Designing AI Agents that Use Tools — Learn

01An agent is a loop, not a prompt

A single LLM call answers a question. An agent runs a loop: send the task plus the tools it is allowed to use, let the model decide to call one, execute it, feed the result back, and repeat until the model produces a final answer (or hits a step limit). The model plans; your code executes.

tsx

async function runAgent(task, tools, maxSteps = 8) {
  const messages = [{ role: "user", content: task }];

  for (let step = 0; step < maxSteps; step++) {
    const res = await llm.chat({ messages, tools: tools.map(t => t.schema) });
    if (!res.toolCalls?.length) return res.text; // model is done

    messages.push({ role: "assistant", toolCalls: res.toolCalls });
    for (const call of res.toolCalls) {
      const tool = tools.find(t => t.name === call.name);
      const result = await tool.run(call.input);          // run the side effect
      messages.push({ role: "tool", toolCallId: call.id, content: result });
    }
  }
  throw new Error("agent exceeded its step budget");
}

02Tools are typed functions with a schema

Each tool is a name, a JSON schema describing its inputs, and a function to run. The schema is what the model reads to decide when and how to call it — so write it like documentation, naming the exact failure each field prevents.

tsx

const createWorkflow = {
  name: "create_workflow",
  schema: {
    type: "object",
    properties: {
      name:   { type: "string", description: "Human-readable workflow name" },
      app_id: { type: "string", description: "Target app — use the slug, not the label" },
    },
    required: ["name", "app_id"],
  },
  run: async ({ name, app_id }) => {
    const wf = await api.post("/workflows", { name, app_id });
    return JSON.stringify({ ok: true, id: wf.id });
  },
};

03Ground answers with retrieval (RAG)

For questions about a customer's own data, don't trust the model's memory — give it a search tool backed by your knowledge base, scoped to that tenant, and require it to cite what it used.
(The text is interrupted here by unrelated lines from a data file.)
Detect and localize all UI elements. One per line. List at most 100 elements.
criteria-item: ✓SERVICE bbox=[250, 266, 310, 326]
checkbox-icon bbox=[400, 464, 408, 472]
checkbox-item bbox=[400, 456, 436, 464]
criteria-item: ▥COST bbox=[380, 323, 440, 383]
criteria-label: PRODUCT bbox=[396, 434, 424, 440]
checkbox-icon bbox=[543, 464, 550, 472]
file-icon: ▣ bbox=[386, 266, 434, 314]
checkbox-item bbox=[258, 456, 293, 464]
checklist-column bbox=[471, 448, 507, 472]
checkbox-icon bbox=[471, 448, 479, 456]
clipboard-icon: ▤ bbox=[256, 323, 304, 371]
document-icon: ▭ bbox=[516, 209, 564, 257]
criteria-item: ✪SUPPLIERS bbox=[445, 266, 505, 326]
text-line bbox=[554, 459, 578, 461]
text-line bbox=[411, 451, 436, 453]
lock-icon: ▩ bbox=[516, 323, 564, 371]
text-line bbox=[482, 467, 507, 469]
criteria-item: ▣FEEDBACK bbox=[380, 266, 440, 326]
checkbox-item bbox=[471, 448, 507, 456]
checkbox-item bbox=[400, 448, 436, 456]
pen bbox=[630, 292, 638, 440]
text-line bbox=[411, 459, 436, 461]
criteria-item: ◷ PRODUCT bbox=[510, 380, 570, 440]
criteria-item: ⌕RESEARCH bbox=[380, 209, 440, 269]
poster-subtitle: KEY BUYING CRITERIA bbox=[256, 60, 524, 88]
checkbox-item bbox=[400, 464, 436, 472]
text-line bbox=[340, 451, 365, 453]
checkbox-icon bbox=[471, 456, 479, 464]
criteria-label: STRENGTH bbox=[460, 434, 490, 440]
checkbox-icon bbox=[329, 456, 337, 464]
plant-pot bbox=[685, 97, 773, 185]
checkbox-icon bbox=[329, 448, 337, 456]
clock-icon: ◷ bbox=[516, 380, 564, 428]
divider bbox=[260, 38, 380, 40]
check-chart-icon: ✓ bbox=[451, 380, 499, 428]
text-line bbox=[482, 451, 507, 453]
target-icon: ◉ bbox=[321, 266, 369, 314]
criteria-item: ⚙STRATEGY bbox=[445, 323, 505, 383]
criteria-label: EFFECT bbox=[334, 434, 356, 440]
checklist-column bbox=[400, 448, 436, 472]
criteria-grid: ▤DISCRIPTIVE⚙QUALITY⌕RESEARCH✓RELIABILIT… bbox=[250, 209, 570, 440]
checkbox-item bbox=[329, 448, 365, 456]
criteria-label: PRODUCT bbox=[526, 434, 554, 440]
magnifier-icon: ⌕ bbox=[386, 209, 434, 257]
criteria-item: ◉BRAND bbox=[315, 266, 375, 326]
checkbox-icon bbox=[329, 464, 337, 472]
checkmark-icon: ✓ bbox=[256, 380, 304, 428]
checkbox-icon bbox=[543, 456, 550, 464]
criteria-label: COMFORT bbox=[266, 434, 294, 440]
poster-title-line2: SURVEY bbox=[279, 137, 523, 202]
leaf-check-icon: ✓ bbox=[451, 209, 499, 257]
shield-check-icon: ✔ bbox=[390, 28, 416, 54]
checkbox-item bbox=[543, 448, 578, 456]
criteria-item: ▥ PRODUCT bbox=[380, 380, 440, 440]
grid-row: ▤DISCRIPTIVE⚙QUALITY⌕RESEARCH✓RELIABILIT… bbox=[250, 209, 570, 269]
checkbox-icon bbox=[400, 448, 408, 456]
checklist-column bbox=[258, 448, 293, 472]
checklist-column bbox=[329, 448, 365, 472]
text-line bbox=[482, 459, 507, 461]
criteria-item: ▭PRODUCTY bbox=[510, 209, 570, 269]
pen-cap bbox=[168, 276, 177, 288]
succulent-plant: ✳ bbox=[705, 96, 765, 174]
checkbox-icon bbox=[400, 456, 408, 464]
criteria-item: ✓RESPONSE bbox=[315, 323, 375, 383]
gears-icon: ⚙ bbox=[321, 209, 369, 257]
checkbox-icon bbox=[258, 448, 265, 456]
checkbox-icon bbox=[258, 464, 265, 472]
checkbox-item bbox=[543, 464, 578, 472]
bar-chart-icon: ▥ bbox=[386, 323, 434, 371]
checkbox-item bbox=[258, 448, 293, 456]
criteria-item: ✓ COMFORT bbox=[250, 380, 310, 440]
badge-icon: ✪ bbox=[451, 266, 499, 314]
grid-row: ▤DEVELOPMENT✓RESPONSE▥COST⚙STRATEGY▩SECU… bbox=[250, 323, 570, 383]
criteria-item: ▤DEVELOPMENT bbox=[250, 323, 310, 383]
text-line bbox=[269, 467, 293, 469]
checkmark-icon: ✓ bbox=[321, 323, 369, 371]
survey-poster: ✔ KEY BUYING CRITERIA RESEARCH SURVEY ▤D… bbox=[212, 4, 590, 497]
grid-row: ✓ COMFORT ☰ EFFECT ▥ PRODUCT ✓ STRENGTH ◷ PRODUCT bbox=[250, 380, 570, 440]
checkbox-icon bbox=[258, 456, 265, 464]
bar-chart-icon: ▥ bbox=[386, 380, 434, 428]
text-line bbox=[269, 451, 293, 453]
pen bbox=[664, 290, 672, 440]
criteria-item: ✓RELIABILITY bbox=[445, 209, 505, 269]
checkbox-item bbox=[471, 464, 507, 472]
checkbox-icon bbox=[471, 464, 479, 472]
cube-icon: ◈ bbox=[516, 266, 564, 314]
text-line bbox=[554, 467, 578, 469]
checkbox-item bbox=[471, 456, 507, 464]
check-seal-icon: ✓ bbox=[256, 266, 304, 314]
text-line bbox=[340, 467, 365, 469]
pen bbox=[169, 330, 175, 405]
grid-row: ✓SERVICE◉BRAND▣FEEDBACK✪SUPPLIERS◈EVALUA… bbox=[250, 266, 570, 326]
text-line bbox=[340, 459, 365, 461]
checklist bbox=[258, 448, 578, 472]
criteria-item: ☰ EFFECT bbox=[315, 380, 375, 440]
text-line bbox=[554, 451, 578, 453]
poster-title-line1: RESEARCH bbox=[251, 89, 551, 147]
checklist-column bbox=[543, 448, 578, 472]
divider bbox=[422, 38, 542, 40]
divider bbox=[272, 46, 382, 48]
An endpoint that refuses claims the retrieved evidence doesn't support is what makes AI output trustworthy.

tsx

const searchDocs = {
  name: "search_docs",
  schema: { type: "object", properties: { query: { type: "string" } }, required: ["query"] },
  run: async ({ query }) => {
    const hits = await kb.retrieve(query, { topK: 5, tenantId });   // tenant-scoped
    // Return text + ids so the model can cite its sources.
    return JSON.stringify(hits.map(h => ({ id: h.id, text: h.chunk })));
  },
};

04Pause for a human, then resume

Real workflows can't be fully autonomous. When an agent reaches a decision that needs sign-off, it should checkpoint its state, emit a “waiting for human” status, and stop — then resume from the exact same place once a person responds. Durability across that boundary is the difference between a demo and production.

tsx

// At a human-in-the-loop node: persist and stop.
if (node.type === "await_approval") {
  await store.checkpoint(runId, { messages, cursor: node.id });
  await store.setStatus(runId, "WAITING_FOR_HUMAN");
  return; // the run is durable — nothing is lost
}

// Later, a webhook resumes it from the checkpoint.
async function onApproval(runId, decision) {
  const state = await store.load(runId);
  state.messages.push({ role: "tool", content: "approval: " + decision });
  await resumeAgent(runId, state);
}

05Context is everything

An agent is only as good as what it can see. Build its prompt in layers — a persistent charter (who it is and its limits), the user's roles, the data it's operating on, the available tools, and the current task. The most common failure is a callback that wakes the agent with only the latest message instead of the accumulated context, so make “never lose state” an explicit goal.